After that terrible loss, their families closed ranks around them, offering support but also making clear that their marriage was a permanent arrangement. They both lay awake every night, crying for everything they’d lost. That anguish bound them together.

Jon did try to keep his promise to be a good husband, at least on the surface. For years, they coasted along. Faith resigned herself to never finding real love, but at least she had stability. A home. She focused on getting her Associate Degree in dental hygiene, starting her career.

But all that time, Jon hadn’t been okay. Not at all.

She remembered the first time she’d walked into the bathroom and found him shooting up between his toes. She’d turned right back around, walked into the yard, and thrown up.

Faith had insisted he get help. Once she’d understood how bad things really were, she’d done everything she could think of. Offering support. Yelling. Kicking him out. Trying, and failing, to leave. But he had a disease, and no matter what she said or did, it only seemed to get worse.

Looking back, Faith couldn’t believe she’d let it go on for so long. When she’d suspected he was dealing, she knew something had to change. Then that horrible man had appeared one night. Kyle. Hinting that Jon had gotten himself mixed up in something even worse.

Kyle had terrified her. Threatened her. While he’d been in her bedroom, she’d been convinced he was going to hurt her in the worst possible way.

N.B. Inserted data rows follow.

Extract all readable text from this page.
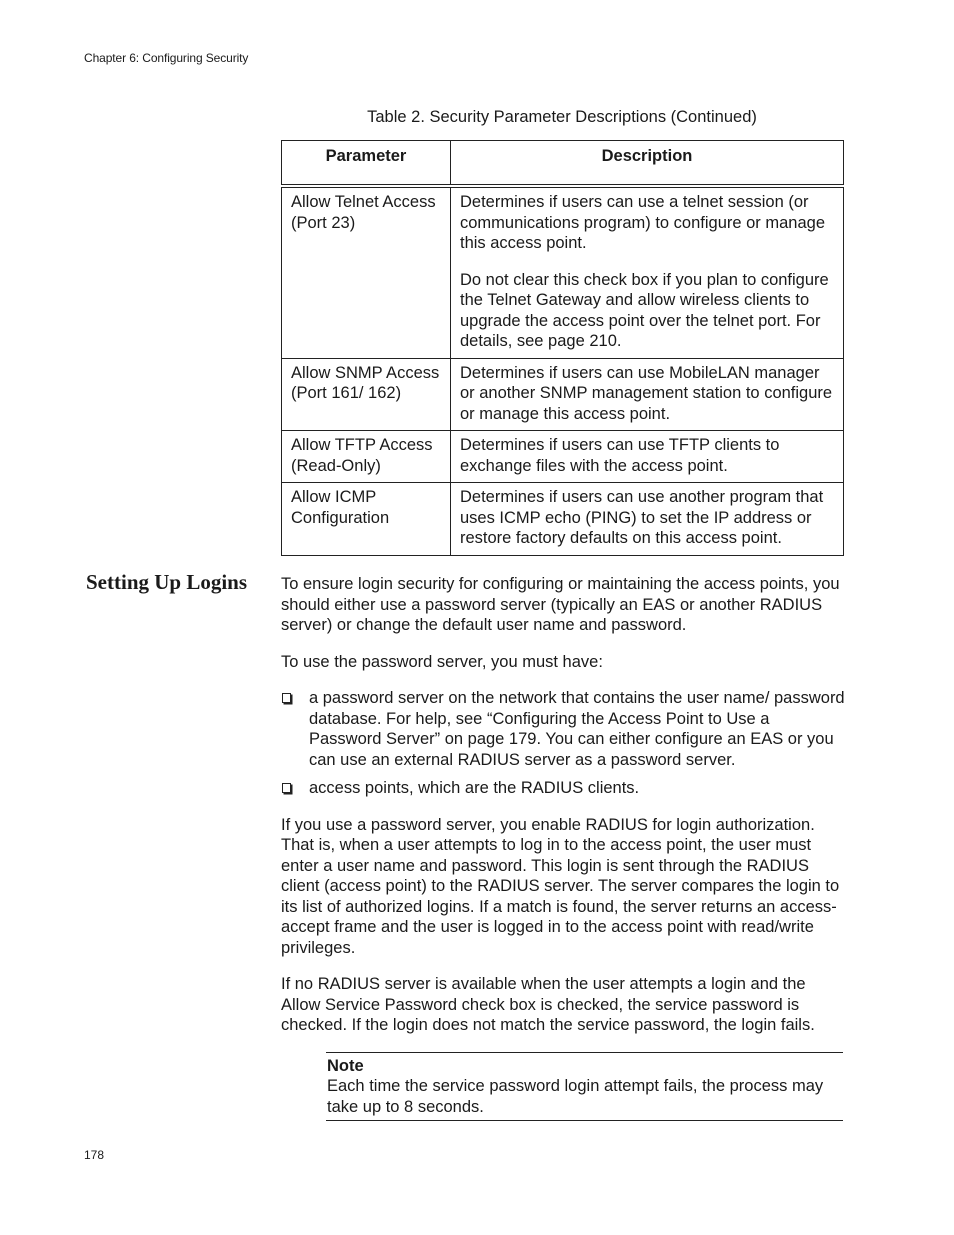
Chapter 6: Configuring Security
Table 2. Security Parameter Descriptions (Continued)
Parameter	Description
Allow Telnet Access (Port 23)	Determines if users can use a telnet session (or communications program) to configure or manage this access point.

Do not clear this check box if you plan to configure the Telnet Gateway and allow wireless clients to upgrade the access point over the telnet port. For details, see page 210.

Allow SNMP Access (Port 161/ 162)	Determines if users can use MobileLAN manager or another SNMP management station to configure or manage this access point.

Allow TFTP Access (Read-Only)	Determines if users can use TFTP clients to exchange files with the access point.

Allow ICMP Configuration	Determines if users can use another program that uses ICMP echo (PING) to set the IP address or restore factory defaults on this access point.

Setting Up Logins To ensure login security for configuring or maintaining the access points, you should either use a password server (typically an EAS or another RADIUS server) or change the default user name and password.

To use the password server, you must have:

a password server on the network that contains the user name/ password database. For help, see “Configuring the Access Point to Use a Password Server” on page 179. You can either configure an EAS or you can use an external RADIUS server as a password server.
access points, which are the RADIUS clients.

If you use a password server, you enable RADIUS for login authorization. That is, when a user attempts to log in to the access point, the user must enter a user name and password. This login is sent through the RADIUS client (access point) to the RADIUS server. The server compares the login to its list of authorized logins. If a match is found, the server returns an access-accept frame and the user is logged in to the access point with read/write privileges.

If no RADIUS server is available when the user attempts a login and the Allow Service Password check box is checked, the service password is checked. If the login does not match the service password, the login fails.

Note
Each time the service password login attempt fails, the process may take up to 8 seconds.
178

Faith had almost called the police. But half the sheriff’s deputies were Jon’s old high school buddies.

So she’d made the decision to leave for good instead. Leave her job, her family, her life, and go so far away that nobody could force her back. All in the hopes of starting fresh.

Thank goodness she was in West Oaks now, surrounded by friends who cared about her. She refused to let Jon hijack her life again. Jon could come knocking all he wanted, but she wasn’t going to let him in.